Esse quadro generalizado de cortes em verbas de setores que não geram capital imediato aos interesses dos governantes nos deixa uma inquietante pergunta: à quem servirá esse sistema? Certamente não será aos interesses da população, que vê seu dia-a-dia ficar cada vez mais caro e limitado. Num ano onde o grande fantasma dos parlamentares ainda é a falta sistemática de água no país, parece-nos, cada vez mais, que os governos estão interessados em tentar maquiar a austeridade, favorável à manutenção do capital na mão dos poucos produtores, para tentar impedir qualquer mobilização popular que conteste a ordem das coisas.

Todas essas medidas demonstram quem o Estado está longe de ser um protetorado às causas mais populares e necessárias a um desenvolvimento social justo e igualitário. Seus defensores, muitos ainda pautados por Keynes, por exemplo, acreditam ser a austeridade uma forma de intervenção estatal para salvaguardar os interesses da população. Mas nós perguntamos: que interesses? A quem interessa o aumento constante nos preços dos bens de consumo básico à vida de qualquer cidadão brasileiro ao mesmo tempo que assistimos direitos trabalhistas serem alterados? A quem interessa governos sem transparência real nos gastos públicos enquanto valores no setor de transporte público aumentam em todas as capitais brasileiras?

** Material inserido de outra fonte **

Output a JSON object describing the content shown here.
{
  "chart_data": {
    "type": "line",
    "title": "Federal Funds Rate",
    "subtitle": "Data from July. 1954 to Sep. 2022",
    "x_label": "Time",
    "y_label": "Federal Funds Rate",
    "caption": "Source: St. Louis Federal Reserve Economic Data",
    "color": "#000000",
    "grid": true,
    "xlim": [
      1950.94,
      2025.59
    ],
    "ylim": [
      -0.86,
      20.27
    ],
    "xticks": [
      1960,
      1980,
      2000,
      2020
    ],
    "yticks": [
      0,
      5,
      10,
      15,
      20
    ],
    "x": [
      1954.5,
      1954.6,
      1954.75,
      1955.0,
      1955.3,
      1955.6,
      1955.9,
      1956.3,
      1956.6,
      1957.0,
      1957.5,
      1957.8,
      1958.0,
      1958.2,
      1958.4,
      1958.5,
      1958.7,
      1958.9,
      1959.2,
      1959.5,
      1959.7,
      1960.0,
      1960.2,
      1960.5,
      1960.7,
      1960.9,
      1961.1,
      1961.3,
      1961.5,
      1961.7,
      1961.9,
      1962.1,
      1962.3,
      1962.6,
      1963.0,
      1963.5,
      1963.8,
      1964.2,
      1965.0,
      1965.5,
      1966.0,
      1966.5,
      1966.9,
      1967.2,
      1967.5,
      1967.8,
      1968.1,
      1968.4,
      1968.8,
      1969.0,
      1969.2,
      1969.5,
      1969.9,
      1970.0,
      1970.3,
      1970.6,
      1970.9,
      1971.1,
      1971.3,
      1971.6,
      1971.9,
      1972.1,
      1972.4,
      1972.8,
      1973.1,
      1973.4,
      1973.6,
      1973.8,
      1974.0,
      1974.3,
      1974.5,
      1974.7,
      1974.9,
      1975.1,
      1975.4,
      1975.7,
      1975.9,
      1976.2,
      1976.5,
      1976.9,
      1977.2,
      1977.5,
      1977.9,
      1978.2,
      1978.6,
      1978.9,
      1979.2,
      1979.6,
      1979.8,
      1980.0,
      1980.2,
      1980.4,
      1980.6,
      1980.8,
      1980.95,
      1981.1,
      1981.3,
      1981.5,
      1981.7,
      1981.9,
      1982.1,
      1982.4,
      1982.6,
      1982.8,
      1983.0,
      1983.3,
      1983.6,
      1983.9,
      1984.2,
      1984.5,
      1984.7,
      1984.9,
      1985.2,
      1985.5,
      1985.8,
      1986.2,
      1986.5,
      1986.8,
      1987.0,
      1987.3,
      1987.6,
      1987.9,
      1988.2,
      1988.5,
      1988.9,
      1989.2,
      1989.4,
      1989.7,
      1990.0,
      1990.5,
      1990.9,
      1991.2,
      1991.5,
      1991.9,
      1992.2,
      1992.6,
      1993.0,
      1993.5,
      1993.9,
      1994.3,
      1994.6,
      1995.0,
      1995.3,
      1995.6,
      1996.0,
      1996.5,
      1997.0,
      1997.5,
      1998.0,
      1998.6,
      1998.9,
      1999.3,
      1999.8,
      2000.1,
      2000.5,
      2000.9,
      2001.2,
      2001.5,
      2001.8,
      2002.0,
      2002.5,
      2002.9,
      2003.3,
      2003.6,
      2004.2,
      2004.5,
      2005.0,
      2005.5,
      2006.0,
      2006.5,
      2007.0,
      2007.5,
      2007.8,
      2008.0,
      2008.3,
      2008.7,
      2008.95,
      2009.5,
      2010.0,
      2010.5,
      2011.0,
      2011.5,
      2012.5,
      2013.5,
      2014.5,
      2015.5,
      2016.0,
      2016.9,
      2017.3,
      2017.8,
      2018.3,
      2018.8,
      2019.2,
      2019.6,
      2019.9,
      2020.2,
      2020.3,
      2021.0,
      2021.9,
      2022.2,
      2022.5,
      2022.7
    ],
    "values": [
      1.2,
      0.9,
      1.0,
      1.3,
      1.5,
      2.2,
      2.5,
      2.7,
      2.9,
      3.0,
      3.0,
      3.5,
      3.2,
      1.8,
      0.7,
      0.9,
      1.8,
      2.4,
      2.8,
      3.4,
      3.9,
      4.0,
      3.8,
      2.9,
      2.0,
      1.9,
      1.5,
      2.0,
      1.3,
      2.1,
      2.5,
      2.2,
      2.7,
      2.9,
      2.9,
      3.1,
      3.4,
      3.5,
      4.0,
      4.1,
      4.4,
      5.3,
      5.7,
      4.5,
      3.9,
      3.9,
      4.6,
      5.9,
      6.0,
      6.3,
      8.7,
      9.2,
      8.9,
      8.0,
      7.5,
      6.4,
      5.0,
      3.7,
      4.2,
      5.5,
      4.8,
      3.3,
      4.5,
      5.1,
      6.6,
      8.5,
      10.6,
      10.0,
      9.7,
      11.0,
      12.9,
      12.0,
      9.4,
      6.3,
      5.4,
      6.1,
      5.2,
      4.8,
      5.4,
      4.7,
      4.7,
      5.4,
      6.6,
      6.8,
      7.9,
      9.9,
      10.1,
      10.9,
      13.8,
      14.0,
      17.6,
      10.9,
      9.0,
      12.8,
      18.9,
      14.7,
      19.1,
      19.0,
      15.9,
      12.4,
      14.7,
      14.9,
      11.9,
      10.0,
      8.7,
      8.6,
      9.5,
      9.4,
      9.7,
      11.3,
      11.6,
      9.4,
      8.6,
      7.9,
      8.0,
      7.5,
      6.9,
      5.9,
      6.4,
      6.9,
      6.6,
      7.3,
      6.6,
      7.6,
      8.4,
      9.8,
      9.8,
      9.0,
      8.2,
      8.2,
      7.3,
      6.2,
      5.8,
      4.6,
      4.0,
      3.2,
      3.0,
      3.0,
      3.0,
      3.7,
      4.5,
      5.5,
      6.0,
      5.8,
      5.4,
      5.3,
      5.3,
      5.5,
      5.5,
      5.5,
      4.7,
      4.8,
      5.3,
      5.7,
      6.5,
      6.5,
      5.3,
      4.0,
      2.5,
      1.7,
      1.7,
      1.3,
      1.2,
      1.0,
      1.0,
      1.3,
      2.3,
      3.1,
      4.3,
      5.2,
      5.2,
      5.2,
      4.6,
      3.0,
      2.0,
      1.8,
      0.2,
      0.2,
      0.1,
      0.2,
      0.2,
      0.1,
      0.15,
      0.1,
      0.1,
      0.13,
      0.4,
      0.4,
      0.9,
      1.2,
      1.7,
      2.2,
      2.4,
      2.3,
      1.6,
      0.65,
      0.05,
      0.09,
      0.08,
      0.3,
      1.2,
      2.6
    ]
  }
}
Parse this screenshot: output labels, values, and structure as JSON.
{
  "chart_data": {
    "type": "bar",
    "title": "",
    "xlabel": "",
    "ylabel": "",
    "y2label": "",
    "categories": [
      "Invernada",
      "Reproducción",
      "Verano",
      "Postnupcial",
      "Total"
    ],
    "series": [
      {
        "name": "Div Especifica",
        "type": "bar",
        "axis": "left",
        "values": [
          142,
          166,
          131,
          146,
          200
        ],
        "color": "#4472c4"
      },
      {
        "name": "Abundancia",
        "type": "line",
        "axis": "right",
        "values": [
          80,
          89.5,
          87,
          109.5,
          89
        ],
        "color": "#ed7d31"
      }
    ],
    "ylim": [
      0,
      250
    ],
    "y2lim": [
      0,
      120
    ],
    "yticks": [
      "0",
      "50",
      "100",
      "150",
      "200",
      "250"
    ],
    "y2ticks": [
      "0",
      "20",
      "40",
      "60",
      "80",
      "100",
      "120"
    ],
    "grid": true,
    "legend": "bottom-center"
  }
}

Seja na Europa, seja na América Latina: o Estado tende a falhar na sua proposta social através de seus interesses econômicos. Não importa se há bem-estar-social ou populismo, enquanto não houver uma compreensão real da necessidade de que todos os cidadãos de uma localidade devem ter acesso às máquinas de produção e participação direta nas decisões políticas de seu espaço, toda e qualquer intervenção será autoritária e terá como princípio resguardar os interesses de pequenos grupos de produtores em detrimento da sociedade. O Estado brasileiro já está dando sinais de sua limitada compreensão econômica em termos territoriais ao aprovar medidas que fazem prevalecer o sucesso dos mesmos grupos empresariais do eixo sul-sudeste. A nós, resta a organização contínua e manutenção das lutas contra esse modelo neo-desenvolvimentista, que pauta apenas o lucro dos grandes financiadores de partidos políticos, independente destes estarem no governo ou na oposição.